While the Governing Documents Revision Committee has made important progress, students and faculty must hold the Committee to draft clear and accessible revisions on a proactive and consultative timeline in 2022–23. In researching and synthesizing the various constraints on Faculty Council, we have identified key areas of Faculty Council governance that desperately need clarification and revision. These areas are discussed in much more detail in the committee’s annual final report to Faculty Council on March 30.

One area requiring clarification is what the powers and responsibilities of Faculty Council actually are. Substantial disagreements have arisen among committee members over how best to answer that question. Ensuring sufficient time is allocated to negotiating these and future disagreements will be key to the committee’s success next year. Our research has found that although Governing Council has assigned the Dean responsibility for matters such as the budget, appointments, and promotions, Governing Council retains a policy-making role for divisional councils, such as Faculty Council, in creating academic policy relating to admissions, exams and grading, awards, and regulation. We hope that revised Governing Documents can facilitate a common understanding of Faculty Council’s role and usher in a more productive era for Faculty Council. 

While the Students’ Law Society (SLS) and Dean Jutta Brunnée have co-operatively advanced important policy and advocacy initiatives since she took office last year, ensuring that Faculty Council remains a democratically-controlled policy and decision-making body is in the interests of students and faculty members alike for the short-, medium-, and long-term stewardship of the Faculty. Faculty councils have real and important roles in decision-making both within U of T and at universities across the country to provide counter-balances to faculty administrations.
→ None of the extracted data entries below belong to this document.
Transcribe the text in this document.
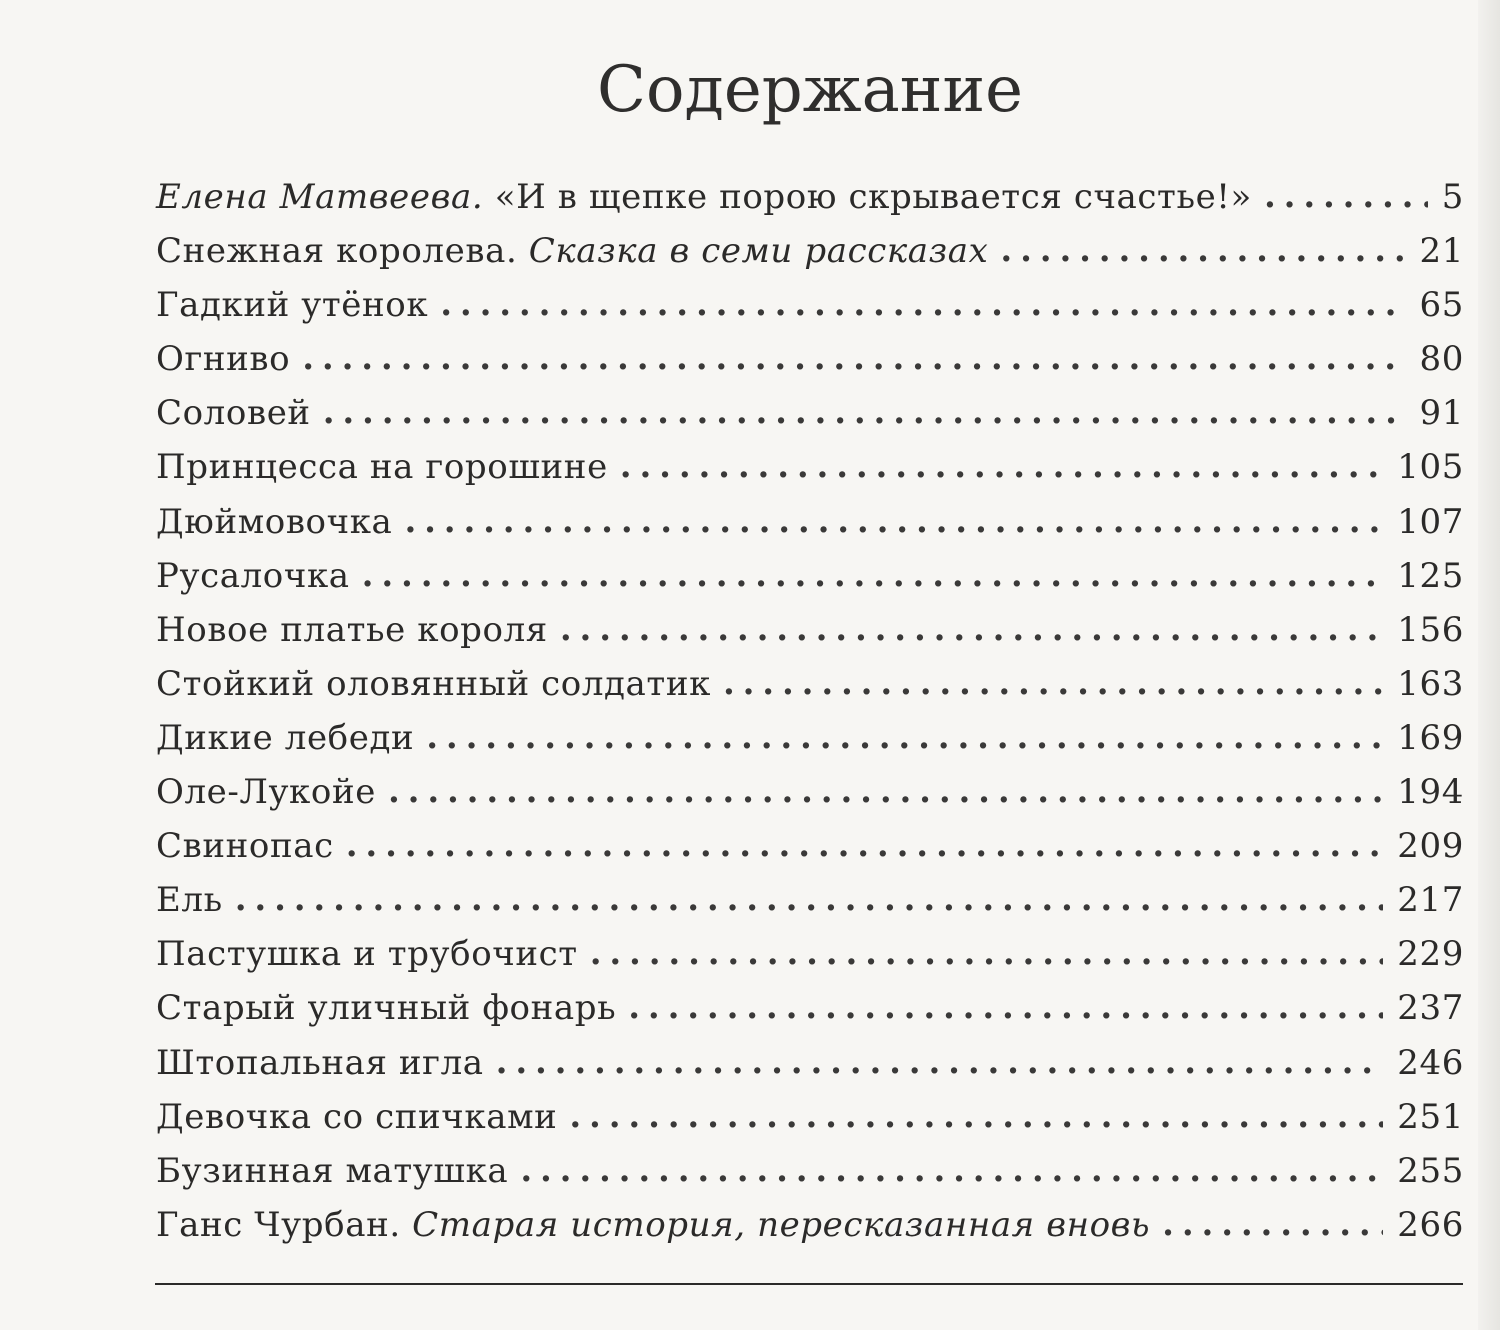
Содержание
Елена Матвеева. «И в щепке порою скрывается счастье!» . . .	5
Снежная королева. Сказка в семи рассказах . . .	21
Гадкий утёнок . . .	65
Огниво . . .	80
Соловей . . .	91
Принцесса на горошине . . .	105
Дюймовочка . . .	107
Русалочка . . .	125
Новое платье короля . . .	156
Стойкий оловянный солдатик . . .	163
Дикие лебеди . . .	169
Оле-Лукойе . . .	194
Свинопас . . .	209
Ель . . .	217
Пастушка и трубочист . . .	229
Старый уличный фонарь . . .	237
Штопальная игла . . .	246
Девочка со спичками . . .	251
Бузинная матушка . . .	255
Ганс Чурбан. Старая история, пересказанная вновь . . .	266
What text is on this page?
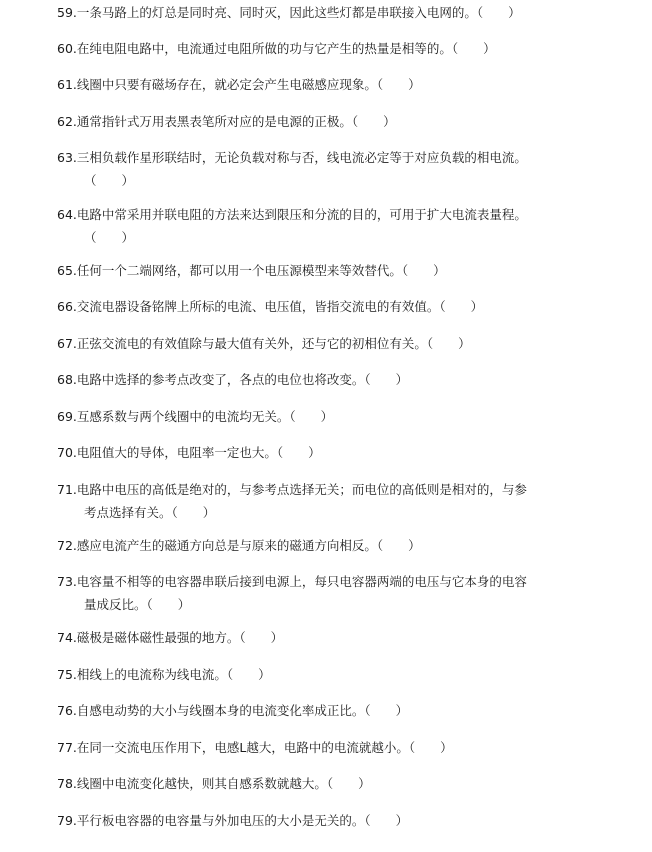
59.一条马路上的灯总是同时亮、同时灭，因此这些灯都是串联接入电网的。（　　）
60.在纯电阻电路中，电流通过电阻所做的功与它产生的热量是相等的。（　　）
61.线圈中只要有磁场存在，就必定会产生电磁感应现象。（　　）
62.通常指针式万用表黑表笔所对应的是电源的正极。（　　）
63.三相负载作星形联结时，无论负载对称与否，线电流必定等于对应负载的相电流。
（　　）
64.电路中常采用并联电阻的方法来达到限压和分流的目的，可用于扩大电流表量程。
（　　）
65.任何一个二端网络，都可以用一个电压源模型来等效替代。（　　）
66.交流电器设备铭牌上所标的电流、电压值，皆指交流电的有效值。（　　）
67.正弦交流电的有效值除与最大值有关外，还与它的初相位有关。（　　）
68.电路中选择的参考点改变了，各点的电位也将改变。（　　）
69.互感系数与两个线圈中的电流均无关。（　　）
70.电阻值大的导体，电阻率一定也大。（　　）
71.电路中电压的高低是绝对的，与参考点选择无关；而电位的高低则是相对的，与参
考点选择有关。（　　）
72.感应电流产生的磁通方向总是与原来的磁通方向相反。（　　）
73.电容量不相等的电容器串联后接到电源上，每只电容器两端的电压与它本身的电容
量成反比。（　　）
74.磁极是磁体磁性最强的地方。（　　）
75.相线上的电流称为线电流。（　　）
76.自感电动势的大小与线圈本身的电流变化率成正比。（　　）
77.在同一交流电压作用下，电感L越大，电路中的电流就越小。（　　）
78.线圈中电流变化越快，则其自感系数就越大。（　　）
79.平行板电容器的电容量与外加电压的大小是无关的。（　　）
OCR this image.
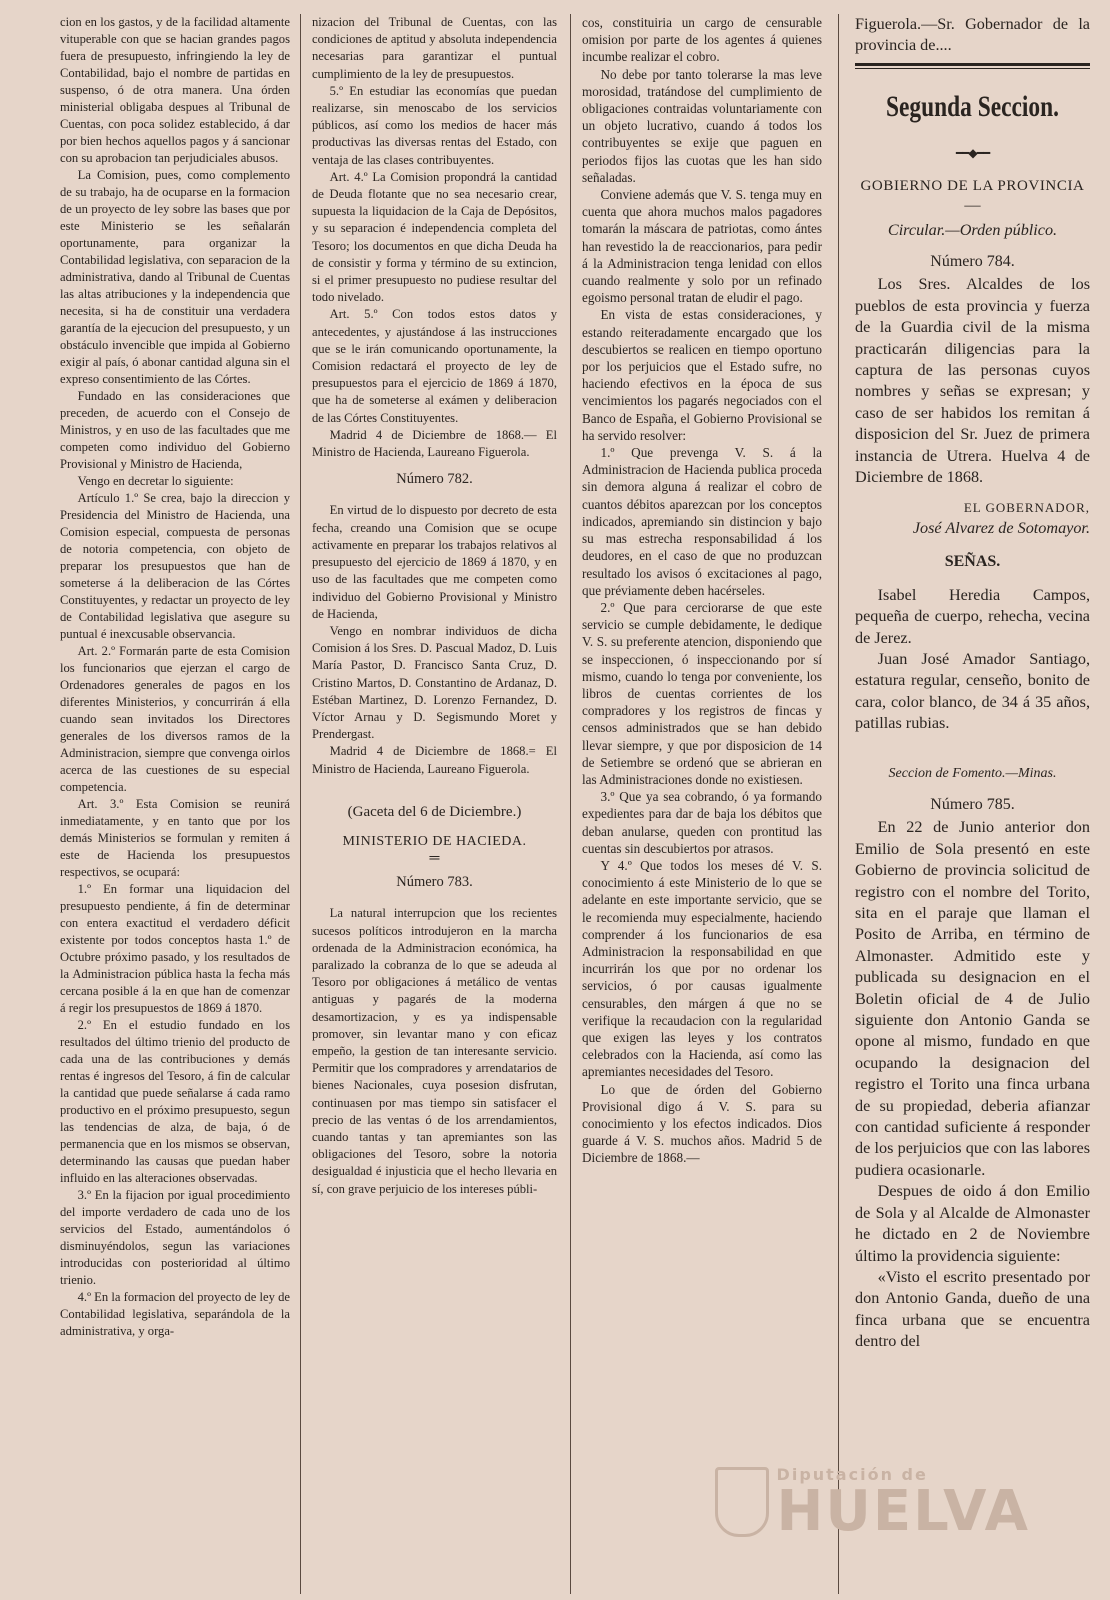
cion en los gastos, y de la facilidad altamente vituperable con que se hacian grandes pagos fuera de presupuesto, infringiendo la ley de Contabilidad, bajo el nombre de partidas en suspenso, ó de otra manera. Una órden ministerial obligaba despues al Tribunal de Cuentas, con poca solidez establecido, á dar por bien hechos aquellos pagos y á sancionar con su aprobacion tan perjudiciales abusos.

La Comision, pues, como complemento de su trabajo, ha de ocuparse en la formacion de un proyecto de ley sobre las bases que por este Ministerio se les señalarán oportunamente, para organizar la Contabilidad legislativa, con separacion de la administrativa, dando al Tribunal de Cuentas las altas atribuciones y la independencia que necesita, si ha de constituir una verdadera garantía de la ejecucion del presupuesto, y un obstáculo invencible que impida al Gobierno exigir al país, ó abonar cantidad alguna sin el expreso consentimiento de las Córtes.

Fundado en las consideraciones que preceden, de acuerdo con el Consejo de Ministros, y en uso de las facultades que me competen como individuo del Gobierno Provisional y Ministro de Hacienda,

Vengo en decretar lo siguiente:

Artículo 1.º Se crea, bajo la direccion y Presidencia del Ministro de Hacienda, una Comision especial, compuesta de personas de notoria competencia, con objeto de preparar los presupuestos que han de someterse á la deliberacion de las Córtes Constituyentes, y redactar un proyecto de ley de Contabilidad legislativa que asegure su puntual é inexcusable observancia.

Art. 2.º Formarán parte de esta Comision los funcionarios que ejerzan el cargo de Ordenadores generales de pagos en los diferentes Ministerios, y concurrirán á ella cuando sean invitados los Directores generales de los diversos ramos de la Administracion, siempre que convenga oirlos acerca de las cuestiones de su especial competencia.

Art. 3.º Esta Comision se reunirá inmediatamente, y en tanto que por los demás Ministerios se formulan y remiten á este de Hacienda los presupuestos respectivos, se ocupará:

1.º En formar una liquidacion del presupuesto pendiente, á fin de determinar con entera exactitud el verdadero déficit existente por todos conceptos hasta 1.º de Octubre próximo pasado, y los resultados de la Administracion pública hasta la fecha más cercana posible á la en que han de comenzar á regir los presupuestos de 1869 á 1870.

2.º En el estudio fundado en los resultados del último trienio del producto de cada una de las contribuciones y demás rentas é ingresos del Tesoro, á fin de calcular la cantidad que puede señalarse á cada ramo productivo en el próximo presupuesto, segun las tendencias de alza, de baja, ó de permanencia que en los mismos se observan, determinando las causas que puedan haber influido en las alteraciones observadas.

3.º En la fijacion por igual procedimiento del importe verdadero de cada uno de los servicios del Estado, aumentándolos ó disminuyéndolos, segun las variaciones introducidas con posterioridad al último trienio.

4.º En la formacion del proyecto de ley de Contabilidad legislativa, separándola de la administrativa, y orga-

nizacion del Tribunal de Cuentas, con las condiciones de aptitud y absoluta independencia necesarias para garantizar el puntual cumplimiento de la ley de presupuestos.

5.º En estudiar las economías que puedan realizarse, sin menoscabo de los servicios públicos, así como los medios de hacer más productivas las diversas rentas del Estado, con ventaja de las clases contribuyentes.

Art. 4.º La Comision propondrá la cantidad de Deuda flotante que no sea necesario crear, supuesta la liquidacion de la Caja de Depósitos, y su separacion é independencia completa del Tesoro; los documentos en que dicha Deuda ha de consistir y forma y término de su extincion, si el primer presupuesto no pudiese resultar del todo nivelado.

Art. 5.º Con todos estos datos y antecedentes, y ajustándose á las instrucciones que se le irán comunicando oportunamente, la Comision redactará el proyecto de ley de presupuestos para el ejercicio de 1869 á 1870, que ha de someterse al exámen y deliberacion de las Córtes Constituyentes.

Madrid 4 de Diciembre de 1868.— El Ministro de Hacienda, Laureano Figuerola.

Número 782.

En virtud de lo dispuesto por decreto de esta fecha, creando una Comision que se ocupe activamente en preparar los trabajos relativos al presupuesto del ejercicio de 1869 á 1870, y en uso de las facultades que me competen como individuo del Gobierno Provisional y Ministro de Hacienda,

Vengo en nombrar individuos de dicha Comision á los Sres. D. Pascual Madoz, D. Luis María Pastor, D. Francisco Santa Cruz, D. Cristino Martos, D. Constantino de Ardanaz, D. Estéban Martinez, D. Lorenzo Fernandez, D. Víctor Arnau y D. Segismundo Moret y Prendergast.

Madrid 4 de Diciembre de 1868.= El Ministro de Hacienda, Laureano Figuerola.

(Gaceta del 6 de Diciembre.)

MINISTERIO DE HACIEDA.

═

Número 783.

La natural interrupcion que los recientes sucesos políticos introdujeron en la marcha ordenada de la Administracion económica, ha paralizado la cobranza de lo que se adeuda al Tesoro por obligaciones á metálico de ventas antiguas y pagarés de la moderna desamortizacion, y es ya indispensable promover, sin levantar mano y con eficaz empeño, la gestion de tan interesante servicio. Permitir que los compradores y arrendatarios de bienes Nacionales, cuya posesion disfrutan, continuasen por mas tiempo sin satisfacer el precio de las ventas ó de los arrendamientos, cuando tantas y tan apremiantes son las obligaciones del Tesoro, sobre la notoria desigualdad é injusticia que el hecho llevaria en sí, con grave perjuicio de los intereses públi-

cos, constituiria un cargo de censurable omision por parte de los agentes á quienes incumbe realizar el cobro.

No debe por tanto tolerarse la mas leve morosidad, tratándose del cumplimiento de obligaciones contraidas voluntariamente con un objeto lucrativo, cuando á todos los contribuyentes se exije que paguen en periodos fijos las cuotas que les han sido señaladas.

Conviene además que V. S. tenga muy en cuenta que ahora muchos malos pagadores tomarán la máscara de patriotas, como ántes han revestido la de reaccionarios, para pedir á la Administracion tenga lenidad con ellos cuando realmente y solo por un refinado egoismo personal tratan de eludir el pago.

En vista de estas consideraciones, y estando reiteradamente encargado que los descubiertos se realicen en tiempo oportuno por los perjuicios que el Estado sufre, no haciendo efectivos en la época de sus vencimientos los pagarés negociados con el Banco de España, el Gobierno Provisional se ha servido resolver:

1.º Que prevenga V. S. á la Administracion de Hacienda publica proceda sin demora alguna á realizar el cobro de cuantos débitos aparezcan por los conceptos indicados, apremiando sin distincion y bajo su mas estrecha responsabilidad á los deudores, en el caso de que no produzcan resultado los avisos ó excitaciones al pago, que préviamente deben hacérseles.

2.º Que para cerciorarse de que este servicio se cumple debidamente, le dedique V. S. su preferente atencion, disponiendo que se inspeccionen, ó inspeccionando por sí mismo, cuando lo tenga por conveniente, los libros de cuentas corrientes de los compradores y los registros de fincas y censos administrados que se han debido llevar siempre, y que por disposicion de 14 de Setiembre se ordenó que se abrieran en las Administraciones donde no existiesen.

3.º Que ya sea cobrando, ó ya formando expedientes para dar de baja los débitos que deban anularse, queden con prontitud las cuentas sin descubiertos por atrasos.

Y 4.º Que todos los meses dé V. S. conocimiento á este Ministerio de lo que se adelante en este importante servicio, que se le recomienda muy especialmente, haciendo comprender á los funcionarios de esa Administracion la responsabilidad en que incurrirán los que por no ordenar los servicios, ó por causas igualmente censurables, den márgen á que no se verifique la recaudacion con la regularidad que exigen las leyes y los contratos celebrados con la Hacienda, así como las apremiantes necesidades del Tesoro.

Lo que de órden del Gobierno Provisional digo á V. S. para su conocimiento y los efectos indicados. Dios guarde á V. S. muchos años. Madrid 5 de Diciembre de 1868.—

Figuerola.—Sr. Gobernador de la provincia de....

Segunda Seccion.
━━◆━━

GOBIERNO DE LA PROVINCIA

—

Circular.—Orden público.

Número 784.

Los Sres. Alcaldes de los pueblos de esta provincia y fuerza de la Guardia civil de la misma practicarán diligencias para la captura de las personas cuyos nombres y señas se expresan; y caso de ser habidos los remitan á disposicion del Sr. Juez de primera instancia de Utrera. Huelva 4 de Diciembre de 1868.

EL GOBERNADOR,

José Alvarez de Sotomayor.

SEÑAS.

Isabel Heredia Campos, pequeña de cuerpo, rehecha, vecina de Jerez.

Juan José Amador Santiago, estatura regular, censeño, bonito de cara, color blanco, de 34 á 35 años, patillas rubias.

Seccion de Fomento.—Minas.

Número 785.

En 22 de Junio anterior don Emilio de Sola presentó en este Gobierno de provincia solicitud de registro con el nombre del Torito, sita en el paraje que llaman el Posito de Arriba, en término de Almonaster. Admitido este y publicada su designacion en el Boletin oficial de 4 de Julio siguiente don Antonio Ganda se opone al mismo, fundado en que ocupando la designacion del registro el Torito una finca urbana de su propiedad, deberia afianzar con cantidad suficiente á responder de los perjuicios que con las labores pudiera ocasionarle.

Despues de oido á don Emilio de Sola y al Alcalde de Almonaster he dictado en 2 de Noviembre último la providencia siguiente:

«Visto el escrito presentado por don Antonio Ganda, dueño de una finca urbana que se encuentra dentro del

Diputación de
HUELVA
The Faculty Council and the Governing Documents Revision Committee will be at a crossroads next year regarding Faculty Council governance. One path leads to revised governing documents that facilitate collegial decision-making among faculty and students through common understandings of what Faculty Council is and can do. The other leads to more years of limited participation and confusion at Faculty Council.

It is neither radical nor revolutionary for students and faculty to want to be able to make use of their voice in the governing of their Faculty. Students contribute a small fortune to the Faculty, binding our names and reputations to the calibre of this law school’s education. Faculty build their careers, homes, reputations, and academic corpora in service of assisting the Canadian legal system. Both constituencies, and indeed the entire law school, are better served when Faculty Council operates openly and transparently, and each and every member understands the scope of their power, responsibilities, and duties. While it is regrettable that the Governing Documents are in this current state of confusion, there is real momentum from both students and faculty towards making Faculty Council more transparent and accessible.

We have been honoured to undertake this project on behalf of students, but our three-year JD programs must come to an end. Having attended our final Faculty Council meeting, we ask you, students and faculty members, to take the torch and carry this project forward. The SLS is well-positioned to be one torch-bearer among many, but they will need your support in ensuring the Governing Documents are not the subject of another feature in a 2027 issue of Ultra Vires.

Editor’s Note: Branden Cave is a 3L Student Life and Academic Representative and Willem Crispin-Frei is President of the Students’ Law Society. Both have served on Faculty Council since 2019.